Demirtaş, Hükümetin Öcalan'la Görüştürme Şartını İlk Kez Açıkladı
İspanyol gazetesine konuşan Demirtaş, "Hükümet bize PKK'ya silahları bırakması için ikna edene kadar Öcalan'ı ziyaret edemeyeceğimizi söyledi." dedi.
HDP Eş Genel Başkanı Selahattin Demirtaş İspanya'nın El Pais gazetesine özel bir röportaj verdi. Gazetenin IŞİD ve PKK ile ilgili sorularını yanıtladı. Demirtaş, 4 aydır görüşemedikleri Öcalan'la ilgili bir detayı da ilk kez dillendirdi. HDP lideri "Son dört aydır kimse Öcalan'ı ziyaret etmedi. Hükümet bize PKK'ya silahları bırakması için ikna edene kadar onu ziyaret edemeyeceğimizi söyledi. Bazen de İmralı'ya giden teknenin arıza yaptığını söylüyorlar." dedi.

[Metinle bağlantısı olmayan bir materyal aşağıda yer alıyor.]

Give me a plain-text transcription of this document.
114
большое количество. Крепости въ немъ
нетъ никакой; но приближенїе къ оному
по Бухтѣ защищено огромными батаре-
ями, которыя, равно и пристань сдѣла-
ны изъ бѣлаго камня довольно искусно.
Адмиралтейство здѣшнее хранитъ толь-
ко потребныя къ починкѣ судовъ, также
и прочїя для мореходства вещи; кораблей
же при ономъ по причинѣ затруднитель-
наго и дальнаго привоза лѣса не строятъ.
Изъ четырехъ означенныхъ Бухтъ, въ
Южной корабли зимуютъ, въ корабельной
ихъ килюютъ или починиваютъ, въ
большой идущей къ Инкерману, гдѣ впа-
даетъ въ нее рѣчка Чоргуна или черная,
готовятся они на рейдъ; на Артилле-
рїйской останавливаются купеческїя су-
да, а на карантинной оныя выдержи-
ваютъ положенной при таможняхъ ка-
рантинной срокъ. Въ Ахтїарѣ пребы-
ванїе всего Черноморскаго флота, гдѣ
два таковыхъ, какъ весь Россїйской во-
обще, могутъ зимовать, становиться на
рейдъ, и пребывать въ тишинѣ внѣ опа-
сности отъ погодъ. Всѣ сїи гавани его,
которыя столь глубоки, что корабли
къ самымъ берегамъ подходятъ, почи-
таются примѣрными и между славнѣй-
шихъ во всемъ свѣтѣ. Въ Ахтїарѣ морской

"ASIL AMAÇ IŞİD BAHANESİYLE PKK'YI YOK ETMEK"
HDP Eş Genel Başkanı Selahattin Demirtaş İspanya'nın El Pais gazetesine özel bir röportaj verdi. Demirtaş'ın sorulara verdiği yanıtlar şöyle:
El PAİS: Devletin IŞİD'e karşı verdiği mücadeleyi nasıl değerlendiriyorsunuz?
DEMİRTAŞ: IŞİD'i destekliyor yönündeki suçlamaları temizlemeye yönelik sahte bir girişim. Asıl amaç IŞİD'e karsı operasyon yapıyoruz bahanesi ile PKK'yi yok etmek.
EL PAİS: PKK'ya karşı verilen bu operasyon IŞİD'i nasıl etkileyecek?
DEMİRTAŞ: Bu IŞİD'i daha da güçlü yapacak. Doğru olan Türkiye'nin PKK ile birlikte İslam Devletine karşı ortak mücadele etmesiydi. Ancak bu olasılık gün geçtikçe ortadan kalkıyor.
"PKK'NIN YAPTIĞINI DOĞRU BULMUYORUZ"
EL PAİS: Devlet sizi IŞİD'in yaptıklarını terör olarak nitelerken PKK terörünü kınamamakla suçluyor. PKK'nın saldırıları terör eylemi değil mi?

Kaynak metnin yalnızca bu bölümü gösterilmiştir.